Irish Times Article re allergen free peanut studies
Scientists try to crack the case of the peanut allergy
Scientists are on a mission to turn the potentially lethal peanut into something everyone can eat. As researchers dig into the genetics of the crop, Stephanie Desmon explains how an allergen-free hybrid might be cultivated
Experts are on a quest to build a better peanut, one safe enough to spread on the sandwich of even the most allergic child. With peanut allergies on the rise, the race is on in laboratories, farm fields and medical clinics.
Nobody has yet broken through, but promising research is being done on several fronts as scientists try to turn the potentially lethal legume into something everyone can eat.
"A lot of people are starting to try to get into the field, because of the urgency," says Soheila Maleki, a research scientist with the US Department of Agriculture in New Orleans.
Maleki is among the researchers digging into the genetics of the peanut, trying to breed a harmless variety. Other scientists are treating peanuts after they have been pulled from the ground, trying to erase that which creates extreme - even fatal - reactions in some people.
Some doctors and parents of allergic children say none of this is likely to assuage the fear that a child could end up in A&E after ingesting even trace amounts of the chemicals tucked into the proteins of the peanut.
Instead, they would prefer the focus to be on finding a cure for the allergy. "I think it's really neat that people are exploring options," says Lissa Roberts, whose seven-year-old daughter is severely allergic to peanuts, milk and eggs. "But I don't think it does anything for us, because they can't guarantee it won't be free of [ all allergens] and that's too big a risk for us."
Some figures have shown that allergies to foods - with peanuts being one of the most dangerous - have doubled or tripled in the past decade. The reasons for the increase have eluded doctors.
The US National Institute of Allergy and Infectious Diseases nearly quadrupled the amount spent on peanut-allergy research in the past five years, with $3.5 million spent last year. In 2005, the institute established a food-allergy consortium, promising to spend roughly $17 million through 2010, with a peanut initiative as its first project.
In the US alone, food allergies cause about 125 deaths a year, the majority of which are blamed on peanuts.

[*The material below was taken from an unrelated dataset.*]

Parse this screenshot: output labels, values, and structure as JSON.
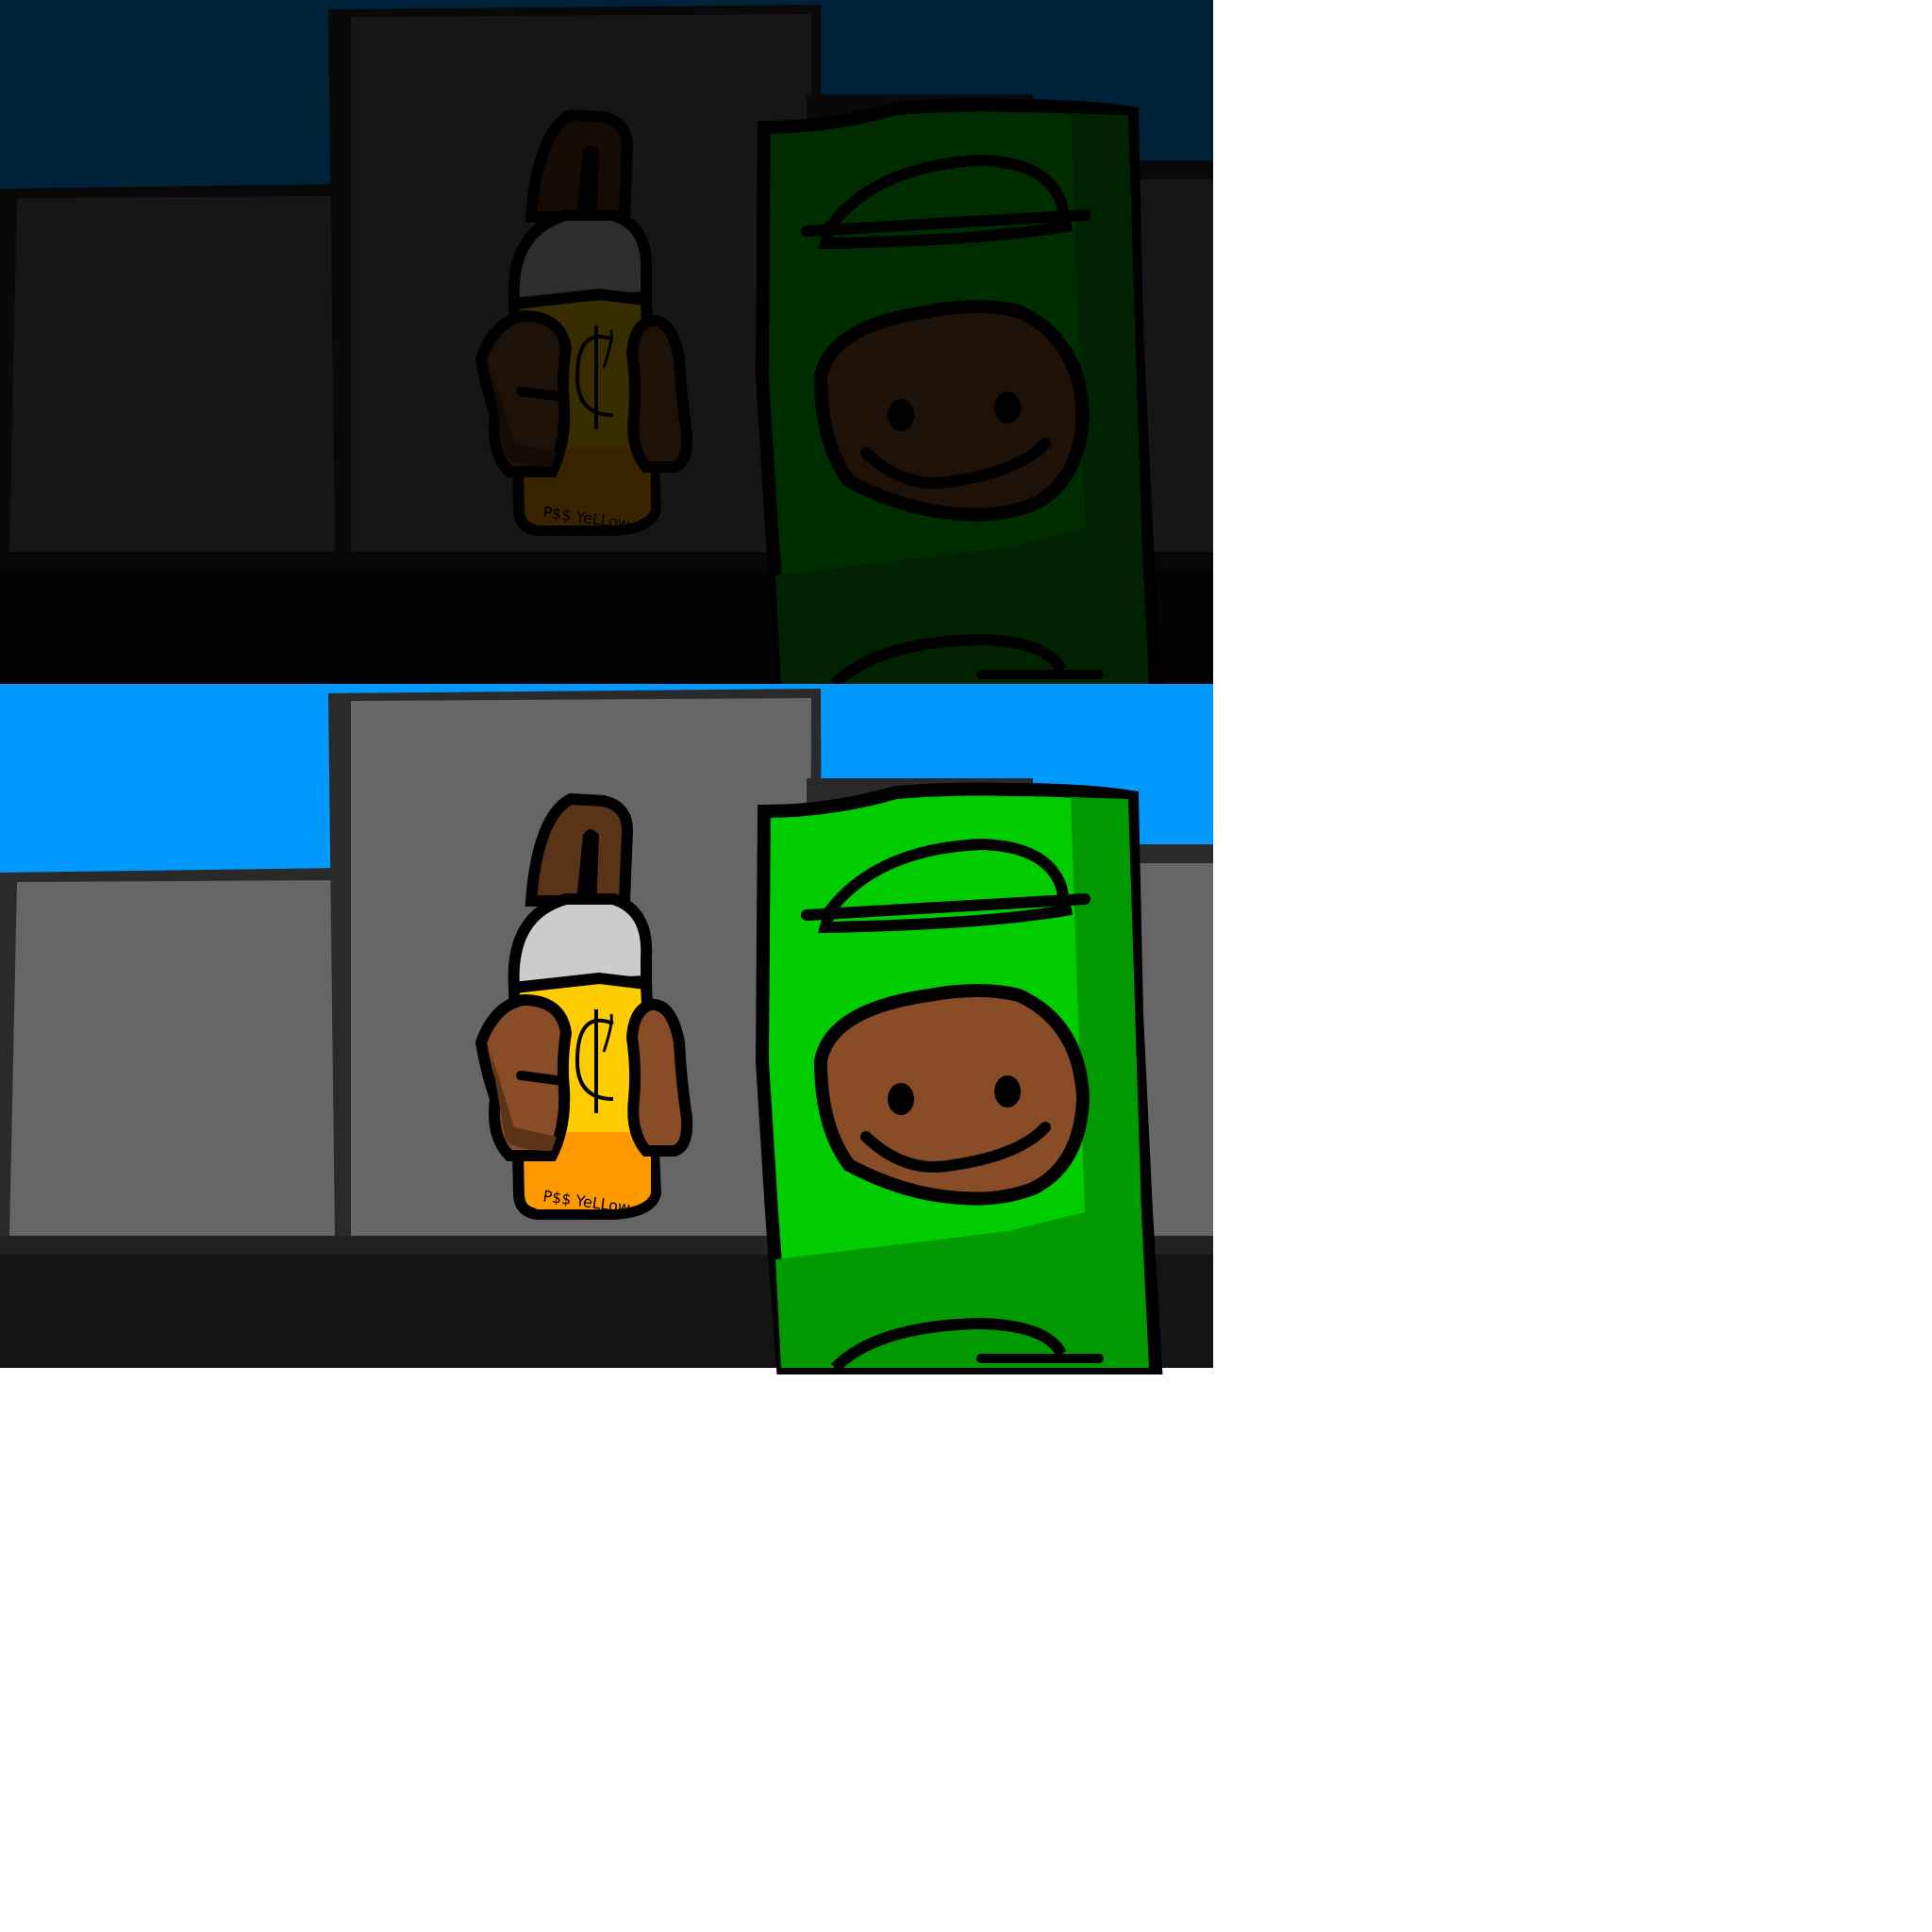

Mohamed Ahmedna, a food scientist at North Carolina Agricultural and Technical State University, has been in the news for claiming that he has found a way to eliminate all traces of allergen from harvested peanuts. The university announced the feat in late July without disclosing proof.
Ahmedna had been working on ways to make use of the residue of peanuts after they are pressed for oil. He developed antioxidants from peanut skins that could be put into food supplements, a low-fat, high-protein meat substitute from de-fatted peanut flour and even an infant formula for developing countries.
But the endeavour was limited because of the growing incidence of pea- nut allergy. Ahm-edna and his colleagues have been experimen- ting with different methods - enz-ymes, fermentation and more - to make peanuts allergen-free. He wouldn't disclose the method other than to say it was "food-grade", meaning safe to eat.
He said the treated peanuts tasted and looked like standard peanuts, and that his technique could easily be incorporated into the processing of peanut butter. But the treated peanuts have not been tested on animals or on people. "We can't claim it's allergen-free until it's proven in humans," he says. The university says the process is "believed to be a first for food science" and that it could "be an enormous boon to the peanut industry".
Finding a way to build a better peanut has been difficult because of the peanut's properties. A peanut primarily is made up of protein - and not just one protein. It has several that are allergens, and each would need to be dealt with.
The USDA's Maleki is working to devise a hybrid peanut with as few allergens as possible. She has found two different peanuts that are each missing a major allergen and is trying to cross those to make an even less allergenic peanut. The process has been slow.
Her colleague in the project, crop scientist Thomas Isleib of North Carolina State University, calls it a "long shot".
The hybrids don't grow as well as standard varieties, and it takes several generations to see if the plants have kept their new properties. "Her outlook on this is any reduction [ of allergens] is good," Isleib says. "I take a more conservative view: that we need to get rid of all of them. I tend to view this as a long-term approach that may not pay off."
Dr Robert Wood, a paediatric allergist at Johns Hopkins University and a leader of NIAID's food-allergy consortium, is also cautious. "I don't think any of those strategies to manipulate the peanut will even remotely be the answer," he says.
Wood and other allergists are instead attempting to change the human response. Isleib, the crop scientist, agrees that the publicity surrounding the announcement of an allergen-free peanut appeared premature.
"There's glory in this, and there may be money in it, but people may be jumping the gun a bit," he says. "If it works, it's going to be big."